The New School News

Simon Critchley Named Hans Jonas Professor of Philosophy


Professor Simon Critchley has been named the Hans Jonas Professor of Philosophy at The New School for Social Research.

The Hans Jonas Professorship honors the special relationship between The New School for Social Research and Hans Jonas, whose career figured prominently in 20th century philosophy, particularly in the fields of ethical and social criticism. Jonas received his doctorate in 1928 at Marburg with a dissertation directed by Martin Heidegger and Rudolf Bultmann. His path breaking Gnosis und spatantiker Geist (2 vols.) appeared in 1934. Jonas came to The New School in 1955, where he was Professor of Philosophy at The New School for Social Research until 1976. During that period, he established an international reputation for his scholarship on Gnosticism and Christianity in the intellectual and religious world of late antiquity. When he became Professor Emeritus, Professor Jonas already had begun to shift his scholarly focus to the ethical issues involved in the applications of modern technology, a field in which he remained active until his death in 1993. Yirmiyahu Yovel held the appointment as Hans Jonas Professor of Philosophy at The New School for Social Research from July 1996 until his retirement in December 2009.

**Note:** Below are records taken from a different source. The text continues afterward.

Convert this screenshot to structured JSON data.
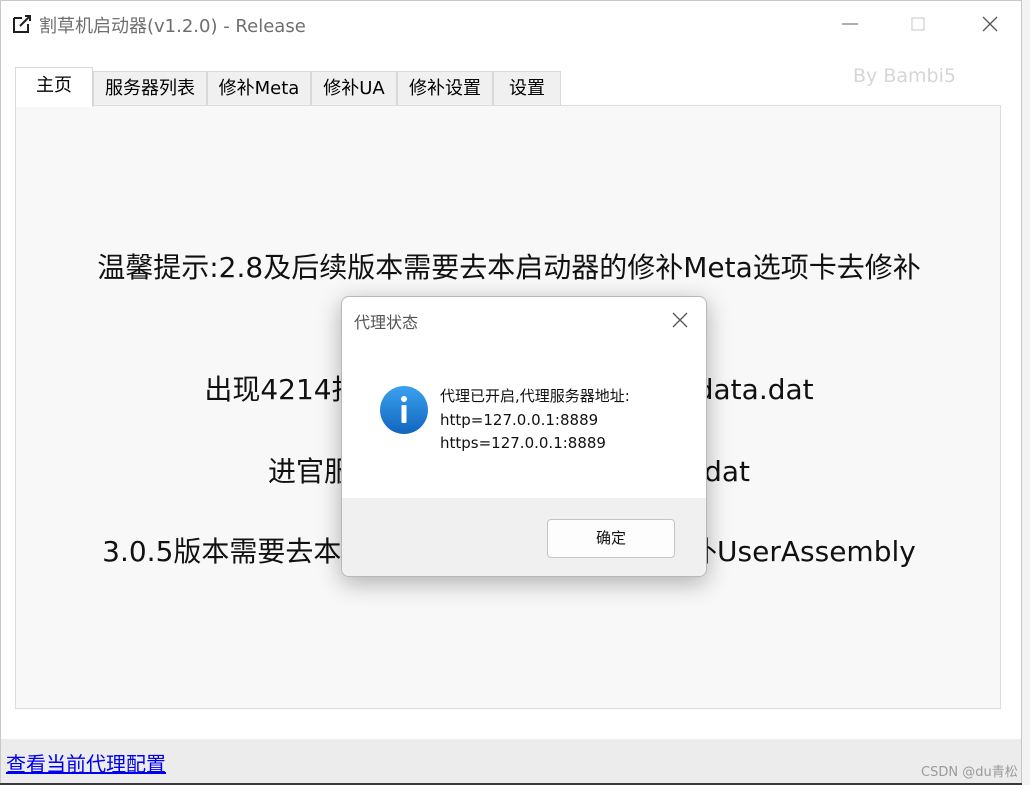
{
  "window": {
    "title": "割草机启动器(v1.2.0) - Release",
    "byline": "By Bambi5"
  },
  "tabs": [
    {
      "label": "主页",
      "active": true
    },
    {
      "label": "服务器列表",
      "active": false
    },
    {
      "label": "修补Meta",
      "active": false
    },
    {
      "label": "修补UA",
      "active": false
    },
    {
      "label": "修补设置",
      "active": false
    },
    {
      "label": "设置",
      "active": false
    }
  ],
  "main": {
    "tips": [
      "温馨提示:2.8及后续版本需要去本启动器的修补Meta选项卡去修补",
      "出现4214报错需要去修补global-metadata.dat",
      "进官服需要还原global-metadata.dat",
      "3.0.5版本需要去本启动器的修补UA选项卡去修补UserAssembly"
    ]
  },
  "statusbar": {
    "link": "查看当前代理配置",
    "watermark": "CSDN @du青松"
  },
  "dialog": {
    "title": "代理状态",
    "message_lines": [
      "代理已开启,代理服务器地址:",
      "http=127.0.0.1:8889",
      "https=127.0.0.1:8889"
    ],
    "ok_label": "确定",
    "icon": "info-icon"
  },
  "colors": {
    "info_icon": "#1a7fd4",
    "link": "#0000ee",
    "panel_bg": "#f8f8f8"
  }
}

Simon Critchley joined The New School for Social Research faculty in January 2004. He was Directeur de Programme at the Coll√¼ge International de Philosophie in Paris from 1998-2004. Prior, he served as a Humboldt Fellow in the Philosophy Department at the Goethe-Universität in Frankfurt in 1997 and 2000. Since 2009, Critchley has been Brackenbridge Distinguished Visiting Professor, University of Texas. In 2011, he was offered a Leverhulme Visiting Professorship, University of Lancaster and from 2011-13, he was appointed ‘Most Distinguished Scholar’ at Fudan University, Shanghai. Critchley is also a professor at the European Graduate School in Saas-Fee, Switzerland.

Critchley is the author of more than a dozen books, including The Ethics of Deconstruction: Derrida and Levinas (Blackwell, 1992); Continental Philosophy. A Very Short Introduction (Oxford UP, 2001), which translated into 9 languages; and On Humour (Routledge, 2002), which was translated into 8 languages. The Book of Dead Philosophers (Vintage, 2009), made it onto The New York Times extended bestseller list and has been translated into 15 languages and counting. Critchley is also series moderator of ‘The Stone’, a popular online philosophy column for The New York Times and contributes to it regularly as well as writing for The Guardian. Two books of interviews with Critchley are being published, How to Stop Living and Start Worrying (Polity, 2010) and Impossible Objects (Polity, 2011). The Faith of the Faithless, a major new work on the relation between politics and religion, is forthcoming from Verso in February 2012.